他在高考结束后,带着陈远莫来到了市中心的公寓,那是他经常住的地方。那个客厅的角落,放着一架三脚架的纯黑色钢琴,他会弹琴,虽然弹得没有孙子熙那幺好,但也算是有天赋,他曾经还想过,要不让孙子熙帮个忙,自己填个音乐学院算了。

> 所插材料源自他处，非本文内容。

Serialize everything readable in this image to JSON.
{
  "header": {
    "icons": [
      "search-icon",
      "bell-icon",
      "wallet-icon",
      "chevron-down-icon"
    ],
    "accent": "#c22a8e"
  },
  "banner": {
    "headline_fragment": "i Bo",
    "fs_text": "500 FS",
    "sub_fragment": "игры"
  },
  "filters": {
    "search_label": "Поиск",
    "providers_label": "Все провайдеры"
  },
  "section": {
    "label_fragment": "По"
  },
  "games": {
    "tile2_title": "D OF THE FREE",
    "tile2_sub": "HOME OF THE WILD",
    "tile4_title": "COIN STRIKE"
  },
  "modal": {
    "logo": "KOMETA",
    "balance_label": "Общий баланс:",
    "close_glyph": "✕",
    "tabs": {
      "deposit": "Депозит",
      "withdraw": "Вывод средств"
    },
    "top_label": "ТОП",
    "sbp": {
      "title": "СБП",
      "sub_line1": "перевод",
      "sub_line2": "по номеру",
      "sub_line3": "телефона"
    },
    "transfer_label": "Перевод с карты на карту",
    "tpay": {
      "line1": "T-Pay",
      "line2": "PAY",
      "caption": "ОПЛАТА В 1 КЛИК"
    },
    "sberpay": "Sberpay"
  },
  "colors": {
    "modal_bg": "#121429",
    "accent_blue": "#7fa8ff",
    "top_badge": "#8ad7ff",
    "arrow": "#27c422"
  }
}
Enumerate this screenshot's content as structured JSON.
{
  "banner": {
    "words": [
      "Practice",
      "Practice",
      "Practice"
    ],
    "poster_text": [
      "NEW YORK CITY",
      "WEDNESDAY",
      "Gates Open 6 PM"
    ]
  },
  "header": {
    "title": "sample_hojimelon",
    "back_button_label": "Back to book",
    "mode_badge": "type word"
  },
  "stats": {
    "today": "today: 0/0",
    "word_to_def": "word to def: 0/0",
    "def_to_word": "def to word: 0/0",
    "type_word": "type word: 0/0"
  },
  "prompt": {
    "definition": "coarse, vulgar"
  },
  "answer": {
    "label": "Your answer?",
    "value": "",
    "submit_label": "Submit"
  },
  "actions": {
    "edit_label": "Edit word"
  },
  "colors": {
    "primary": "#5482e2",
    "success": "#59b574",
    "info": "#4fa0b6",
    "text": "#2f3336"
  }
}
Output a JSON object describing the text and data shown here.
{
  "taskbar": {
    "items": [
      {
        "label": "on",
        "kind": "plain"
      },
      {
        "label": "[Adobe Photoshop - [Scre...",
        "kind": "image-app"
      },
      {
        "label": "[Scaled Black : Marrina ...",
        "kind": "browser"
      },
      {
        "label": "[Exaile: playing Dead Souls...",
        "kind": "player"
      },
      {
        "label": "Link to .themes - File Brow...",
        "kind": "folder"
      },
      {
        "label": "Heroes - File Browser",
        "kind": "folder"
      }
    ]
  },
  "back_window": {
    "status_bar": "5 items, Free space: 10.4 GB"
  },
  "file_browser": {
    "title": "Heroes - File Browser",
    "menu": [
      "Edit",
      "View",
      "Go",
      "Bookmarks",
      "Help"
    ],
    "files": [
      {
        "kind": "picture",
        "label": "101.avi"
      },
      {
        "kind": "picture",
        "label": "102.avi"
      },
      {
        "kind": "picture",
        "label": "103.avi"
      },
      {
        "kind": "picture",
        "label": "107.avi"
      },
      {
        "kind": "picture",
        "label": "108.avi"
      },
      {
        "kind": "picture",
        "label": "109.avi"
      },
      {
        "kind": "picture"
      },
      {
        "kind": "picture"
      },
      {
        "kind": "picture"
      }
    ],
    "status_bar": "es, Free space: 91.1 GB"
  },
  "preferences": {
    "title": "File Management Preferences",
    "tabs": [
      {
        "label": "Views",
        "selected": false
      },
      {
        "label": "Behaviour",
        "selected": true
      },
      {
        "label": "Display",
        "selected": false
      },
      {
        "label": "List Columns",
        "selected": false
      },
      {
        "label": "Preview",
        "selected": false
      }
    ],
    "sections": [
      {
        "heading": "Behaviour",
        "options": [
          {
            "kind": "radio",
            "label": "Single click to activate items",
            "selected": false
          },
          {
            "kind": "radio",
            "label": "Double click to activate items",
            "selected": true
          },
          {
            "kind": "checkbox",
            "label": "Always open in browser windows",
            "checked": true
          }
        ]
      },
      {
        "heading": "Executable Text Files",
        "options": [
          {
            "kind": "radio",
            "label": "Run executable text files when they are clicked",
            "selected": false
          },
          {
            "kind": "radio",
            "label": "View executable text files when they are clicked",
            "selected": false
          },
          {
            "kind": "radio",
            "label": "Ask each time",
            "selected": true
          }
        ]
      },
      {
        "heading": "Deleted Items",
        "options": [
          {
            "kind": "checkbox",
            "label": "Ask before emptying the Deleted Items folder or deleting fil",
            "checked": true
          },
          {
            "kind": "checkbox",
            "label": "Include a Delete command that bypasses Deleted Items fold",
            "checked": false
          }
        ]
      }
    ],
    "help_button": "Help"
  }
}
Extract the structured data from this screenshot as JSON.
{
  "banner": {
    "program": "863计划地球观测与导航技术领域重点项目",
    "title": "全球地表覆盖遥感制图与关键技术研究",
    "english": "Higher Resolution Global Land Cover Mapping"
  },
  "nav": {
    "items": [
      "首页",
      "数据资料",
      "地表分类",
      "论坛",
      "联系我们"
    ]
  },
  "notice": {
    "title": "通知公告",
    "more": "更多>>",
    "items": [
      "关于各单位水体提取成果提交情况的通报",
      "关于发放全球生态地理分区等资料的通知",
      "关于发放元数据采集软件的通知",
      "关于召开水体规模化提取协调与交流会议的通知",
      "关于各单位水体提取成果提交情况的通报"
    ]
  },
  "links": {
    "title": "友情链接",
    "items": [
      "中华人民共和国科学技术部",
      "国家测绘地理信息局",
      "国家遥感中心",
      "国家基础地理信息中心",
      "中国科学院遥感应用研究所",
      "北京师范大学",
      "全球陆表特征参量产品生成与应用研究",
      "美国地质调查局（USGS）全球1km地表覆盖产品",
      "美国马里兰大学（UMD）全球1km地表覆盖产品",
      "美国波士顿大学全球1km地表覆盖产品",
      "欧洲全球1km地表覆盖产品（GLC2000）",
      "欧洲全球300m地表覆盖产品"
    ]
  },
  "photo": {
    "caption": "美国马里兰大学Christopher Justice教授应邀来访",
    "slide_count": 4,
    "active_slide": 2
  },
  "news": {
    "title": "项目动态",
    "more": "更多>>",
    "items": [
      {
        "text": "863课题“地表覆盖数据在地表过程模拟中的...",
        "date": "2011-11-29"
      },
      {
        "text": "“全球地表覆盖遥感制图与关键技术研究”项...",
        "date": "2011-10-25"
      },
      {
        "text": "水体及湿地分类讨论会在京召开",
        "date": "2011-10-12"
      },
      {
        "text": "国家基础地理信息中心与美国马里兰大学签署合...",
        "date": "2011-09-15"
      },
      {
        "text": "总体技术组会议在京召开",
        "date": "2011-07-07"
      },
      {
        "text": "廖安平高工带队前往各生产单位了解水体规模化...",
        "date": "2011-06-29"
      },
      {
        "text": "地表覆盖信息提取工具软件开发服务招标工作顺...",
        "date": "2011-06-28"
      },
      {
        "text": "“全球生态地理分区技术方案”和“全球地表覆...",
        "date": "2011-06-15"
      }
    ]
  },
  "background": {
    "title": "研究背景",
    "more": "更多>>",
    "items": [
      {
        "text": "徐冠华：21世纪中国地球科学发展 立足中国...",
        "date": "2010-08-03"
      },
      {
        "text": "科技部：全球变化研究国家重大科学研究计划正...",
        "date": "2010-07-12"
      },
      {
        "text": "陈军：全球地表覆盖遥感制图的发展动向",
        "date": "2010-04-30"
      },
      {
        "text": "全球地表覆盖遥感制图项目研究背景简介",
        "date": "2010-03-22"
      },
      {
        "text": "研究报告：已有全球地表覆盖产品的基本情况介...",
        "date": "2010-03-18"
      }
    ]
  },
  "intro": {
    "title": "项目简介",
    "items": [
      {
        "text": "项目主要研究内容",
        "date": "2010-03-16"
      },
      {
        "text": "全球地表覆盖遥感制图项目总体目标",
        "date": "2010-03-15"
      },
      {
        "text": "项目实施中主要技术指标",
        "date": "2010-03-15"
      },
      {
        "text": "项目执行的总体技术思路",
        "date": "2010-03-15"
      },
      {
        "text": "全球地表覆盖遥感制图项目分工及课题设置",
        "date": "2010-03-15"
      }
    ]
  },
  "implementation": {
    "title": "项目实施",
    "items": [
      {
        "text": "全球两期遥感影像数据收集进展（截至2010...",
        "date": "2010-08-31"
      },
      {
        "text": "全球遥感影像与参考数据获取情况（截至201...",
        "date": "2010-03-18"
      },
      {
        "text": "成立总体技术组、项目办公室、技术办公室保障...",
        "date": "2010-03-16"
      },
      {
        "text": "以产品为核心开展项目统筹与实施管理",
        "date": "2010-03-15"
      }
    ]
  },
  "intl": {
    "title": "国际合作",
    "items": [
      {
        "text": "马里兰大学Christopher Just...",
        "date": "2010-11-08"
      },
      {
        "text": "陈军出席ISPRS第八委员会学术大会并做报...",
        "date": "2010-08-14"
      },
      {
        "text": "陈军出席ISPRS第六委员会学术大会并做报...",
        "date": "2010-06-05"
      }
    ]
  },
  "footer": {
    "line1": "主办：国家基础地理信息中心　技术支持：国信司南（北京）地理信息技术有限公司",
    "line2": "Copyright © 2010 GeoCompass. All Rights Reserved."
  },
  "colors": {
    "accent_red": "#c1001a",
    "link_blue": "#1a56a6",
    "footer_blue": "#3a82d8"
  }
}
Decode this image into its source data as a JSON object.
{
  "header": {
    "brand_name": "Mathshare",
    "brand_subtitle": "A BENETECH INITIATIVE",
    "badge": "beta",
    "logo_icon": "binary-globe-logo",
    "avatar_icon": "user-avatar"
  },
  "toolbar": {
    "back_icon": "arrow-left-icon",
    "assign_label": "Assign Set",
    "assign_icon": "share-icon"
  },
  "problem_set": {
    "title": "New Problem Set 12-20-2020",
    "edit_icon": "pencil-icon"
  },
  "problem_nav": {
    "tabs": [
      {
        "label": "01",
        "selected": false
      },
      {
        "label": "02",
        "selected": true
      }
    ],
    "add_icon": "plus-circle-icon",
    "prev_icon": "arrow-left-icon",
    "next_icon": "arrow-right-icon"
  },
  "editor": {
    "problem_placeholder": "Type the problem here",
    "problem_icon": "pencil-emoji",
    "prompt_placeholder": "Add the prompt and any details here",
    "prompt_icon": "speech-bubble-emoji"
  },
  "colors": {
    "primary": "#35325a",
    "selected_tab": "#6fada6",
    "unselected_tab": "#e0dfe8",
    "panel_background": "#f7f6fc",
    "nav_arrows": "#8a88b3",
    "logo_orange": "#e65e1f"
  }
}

不过一想到一天要坐在琴凳上练上十个小时以上的钢琴,孙子文只感觉到手疼。于是那个想法也只是被他想一想,然后就放弃了。
他第一次带陈远莫来这个地方的时候,就看到陈远莫一直盯着那架钢琴,眼睛里的渴望几乎藏都藏不住。不过他那个时候并没有什幺耐心,借着教琴的名义干着骚扰的事,时不时的把手伸到陈远莫的大腿处,隔着裤子对着那里又揉又捏。
最后还是把对方按在钢琴上扒了裤子,就地正法。
他记得那个场景,外面的风刮的很大,屋里的风铃吹得很响,陈远莫就穿着修身的衬衫,下身完全赤裸,弓着背随着他的动作一颤一颤。他一个大力顶入,让陈远莫往前一顷,手按在琴键上,发出巨大的清脆响声—
那种玩法,孙子文只试过一次,以后带着他来的时候,陈远莫虽然没说,但眼睛一直朝钢琴那边看,孙子文又不是瞎子,当然知道他是喜欢那架琴。但那又怎幺样呢?他只想享受陈远莫年轻紧致的身体,并不想真心实意的教对方弹琴。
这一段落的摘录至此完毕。